Technical Specifications
Speed: 200 RPM
 Voltage: 3-6V DC
 Current: 100-200mA
 Torque: 10-20 kg.cm
 Dimensions: 24mm x 24mm x 12mm
 Weight: 20g
Pinout
The 200RPM BO Motor has a 3-pin interface:
VCC (Red): Positive power supply (3-6V DC)
 GND (Black): Ground
 Signal (Yellow): Motor control signal (digital input)
Code Examples
### Example 1: Basic Motor Control using Arduino
In this example, we will use an Arduino Uno board to control the 200RPM BO Motor. We will connect the motor to digital pin 9 and use the Arduino's built-in `digitalWrite()` function to control the motor's speed.
```c
const int motorPin = 9;
void setup() {
  pinMode(motorPin, OUTPUT);
}
void loop() {
  // Set motor speed to 50% duty cycle (100RPM)
  analogWrite(motorPin, 128);
  delay(1000);
// Set motor speed to 100% duty cycle (200RPM)
  analogWrite(motorPin, 255);
  delay(1000);
}
```
### Example 2: PWM Motor Control using Raspberry Pi
In this example, we will use a Raspberry Pi board to control the 200RPM BO Motor using Pulse Width Modulation (PWM). We will connect the motor to GPIO pin 18 and use the `RPi.GPIO` library to generate a PWM signal.
```python
import RPi.GPIO as GPIO
import time
GPIO.setmode(GPIO.BCM)
GPIO.setup(18, GPIO.OUT)
p = GPIO.PWM(18, 50)  # 50 Hz PWM frequency
p.start(0)  # Initialize PWM with 0% duty cycle
try:
    while True:
        # Set motor speed to 50% duty cycle (100RPM)
        p.ChangeDutyCycle(50)
        time.sleep(1)
# Set motor speed to 100% duty cycle (200RPM)
        p.ChangeDutyCycle(100)
        time.sleep(1)
except KeyboardInterrupt:
    p.stop()
    GPIO.cleanup()
```
### Example 3: I2C Motor Control using ESP32
In this example, we will use an ESP32 board to control the 200RPM BO Motor using an I2C motor driver (e.g., L298N).

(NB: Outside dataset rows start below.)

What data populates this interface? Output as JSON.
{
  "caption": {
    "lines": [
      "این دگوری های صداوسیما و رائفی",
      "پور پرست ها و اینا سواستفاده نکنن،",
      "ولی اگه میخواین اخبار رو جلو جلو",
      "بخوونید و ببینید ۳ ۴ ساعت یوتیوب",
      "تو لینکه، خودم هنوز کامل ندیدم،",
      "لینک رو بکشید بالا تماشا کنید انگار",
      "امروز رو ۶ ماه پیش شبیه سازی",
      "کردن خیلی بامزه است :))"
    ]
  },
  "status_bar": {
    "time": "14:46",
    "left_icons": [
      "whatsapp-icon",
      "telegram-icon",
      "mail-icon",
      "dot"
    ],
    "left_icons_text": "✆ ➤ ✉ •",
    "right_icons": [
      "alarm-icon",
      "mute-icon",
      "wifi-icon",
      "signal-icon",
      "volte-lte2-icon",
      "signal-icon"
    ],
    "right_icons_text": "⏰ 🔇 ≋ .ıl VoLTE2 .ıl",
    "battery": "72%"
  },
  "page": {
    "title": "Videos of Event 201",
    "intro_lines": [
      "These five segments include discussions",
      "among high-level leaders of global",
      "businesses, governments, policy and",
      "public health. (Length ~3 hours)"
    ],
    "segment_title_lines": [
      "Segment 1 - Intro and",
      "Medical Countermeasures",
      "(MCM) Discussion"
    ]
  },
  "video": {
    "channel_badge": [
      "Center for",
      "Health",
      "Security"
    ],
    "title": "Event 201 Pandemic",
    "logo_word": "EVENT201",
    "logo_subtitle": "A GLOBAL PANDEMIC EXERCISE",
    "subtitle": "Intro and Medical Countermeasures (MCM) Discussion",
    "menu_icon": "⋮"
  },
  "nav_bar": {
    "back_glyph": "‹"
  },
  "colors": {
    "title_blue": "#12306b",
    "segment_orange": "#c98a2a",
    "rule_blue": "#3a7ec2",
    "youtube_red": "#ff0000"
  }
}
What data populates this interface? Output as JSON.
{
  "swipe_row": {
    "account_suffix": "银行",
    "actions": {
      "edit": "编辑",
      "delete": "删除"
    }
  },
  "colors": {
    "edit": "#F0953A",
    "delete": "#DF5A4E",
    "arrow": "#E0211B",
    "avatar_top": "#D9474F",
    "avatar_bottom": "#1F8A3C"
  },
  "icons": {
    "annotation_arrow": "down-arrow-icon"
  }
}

We will connect the motor to the motor driver's output pins and use the `Wire` library to communicate with the motor driver.
```c
#include <Wire.h>
#define MOTOR_DRIVER_ADDRESS 0x1F
void setup() {
  Wire.begin();
}
void loop() {
  // Set motor speed to 50% duty cycle (100RPM)
  Wire.beginTransmission(MOTOR_DRIVER_ADDRESS);
  Wire.write(0x10);  // Motor control register
  Wire.write(128);  // 50% duty cycle
  Wire.endTransmission();
  delay(1000);
// Set motor speed to 100% duty cycle (200RPM)
  Wire.beginTransmission(MOTOR_DRIVER_ADDRESS);
  Wire.write(0x10);  // Motor control register
  Wire.write(255);  // 100% duty cycle
  Wire.endTransmission();
  delay(1000);
}
```
Remember to adjust the motor pin connections and code according to your specific project requirements. Ensure proper power supply and safety precautions when working with electrical components.